Jane Holmes Blog: Parents can accept their child is disabledBy Jane Holmes
February 04, 2013
Jane Holmes is chief executive of Wokingham-based charity Building for the Future which provides support and activities for disabled children.
She set up the charity after her daughter Kitty was born with severe cerebral palsy
The other day I met someone whose baby had a naso-gastric feeding tube.
Once I got chatting to her, it turned out that the baby also had other difficulties, a squint, tight legs and a lot of reflux. This little girl reminded me of my own daughter who, thankfully, wasn't with me at the time.
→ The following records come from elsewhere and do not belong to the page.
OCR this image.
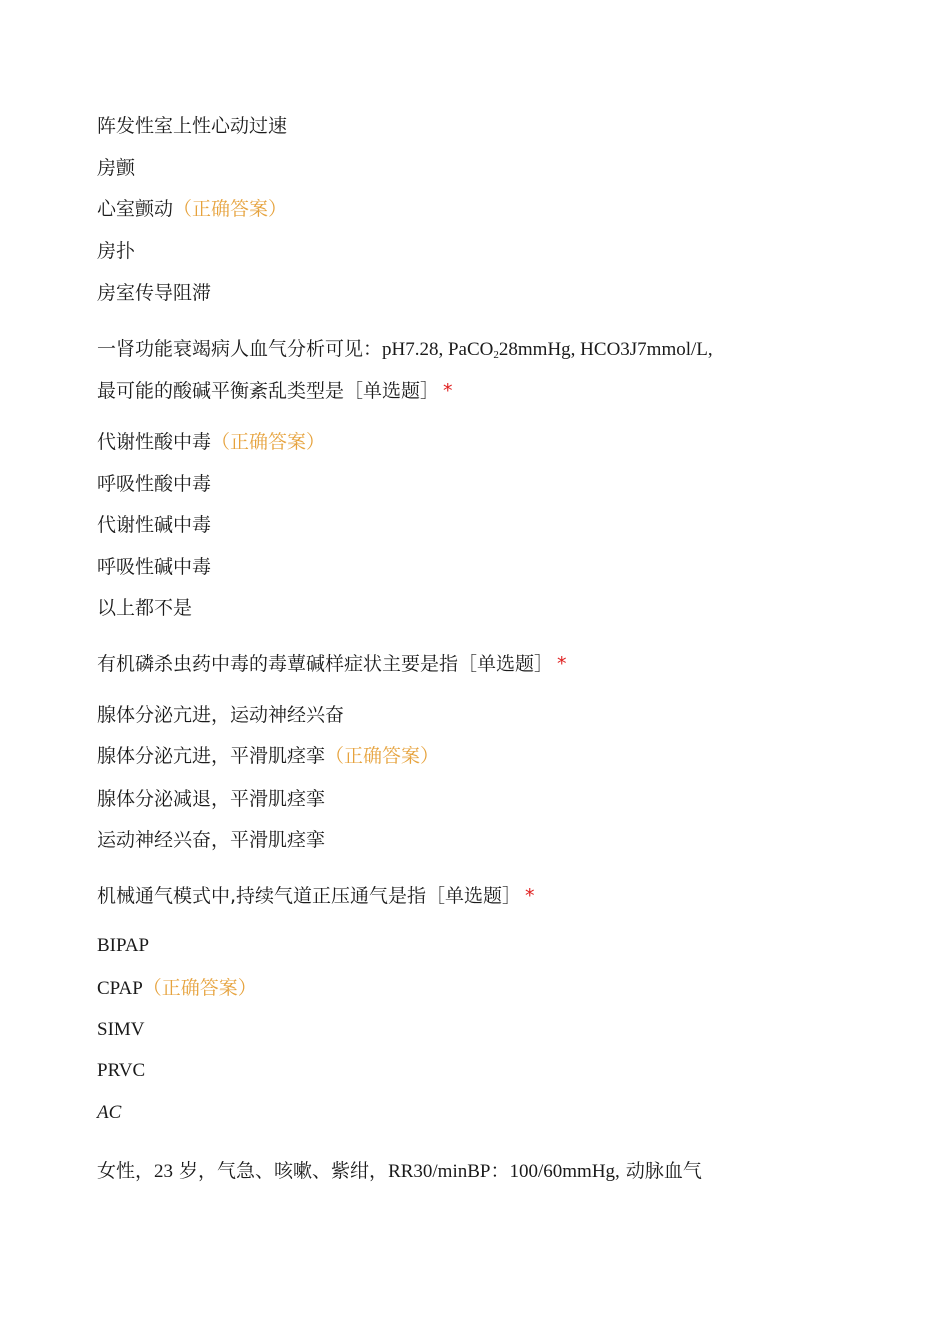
阵发性室上性心动过速
房颤
心室颤动（正确答案）
房扑
房室传导阻滞
一肾功能衰竭病人血气分析可见：pH7.28, PaCO$_2$28mmHg, HCO3J7mmol/L,
最可能的酸碱平衡紊乱类型是［单选题］ *
代谢性酸中毒（正确答案）
呼吸性酸中毒
代谢性碱中毒
呼吸性碱中毒
以上都不是
有机磷杀虫药中毒的毒蕈碱样症状主要是指［单选题］ *
腺体分泌亢进，运动神经兴奋
腺体分泌亢进，平滑肌痉挛（正确答案）
腺体分泌减退，平滑肌痉挛
运动神经兴奋，平滑肌痉挛
机械通气模式中,持续气道正压通气是指［单选题］ *
BIPAP
CPAP（正确答案）
SIMV
PRVC
AC
女性，23 岁，气急、咳嗽、紫绀，RR30/minBP：100/60mmHg, 动脉血气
I say thankfully because this mother, after the initial shock of something being wrong with her baby, believed she would be fine. She'd been told that the baby would need physiotherapy and was also getting advice from a speech therapist.
She was incredibly positive.
Despite her baby's obvious disability, this woman's positivity is what resonated with me the most.
I too believed that I could cure my daughter of her cerebral palsy.
In fact, I tried all sorts of therapy from the conventional to the downright crackpot, but that small lesion on her brain stem beat them all and she remains very disabled to this day and always will.
What has changed for me, though, is that I have accepted my daughter's disability.
I have learned that it is not a bad thing, it's just different.
It's largely society that makes disability unwelcome and the system that makes it difficult.
Of course, in the beginning and like the woman I met, I needed the positivity and faith that I had, in order to cope with what had happened to my baby.
I needed to believe that I could change her, when in fact eleven years on, it is very much her who has changed me.
Right at the beginning, though, I wondered whether my daughter's disability was something I somehow deserved.
I'm not religious, but in my agonized state, I even wondered whether something I had done in a previous life had made this happen to her.
I remember asking my mother whether she thought it had.
She replied by asking whether perhaps my daughter had done something, rather than me.
Obviously I flew into a rage and asked her how she dared say that about my baby. Her reply? 'How dare you say that about mine?'.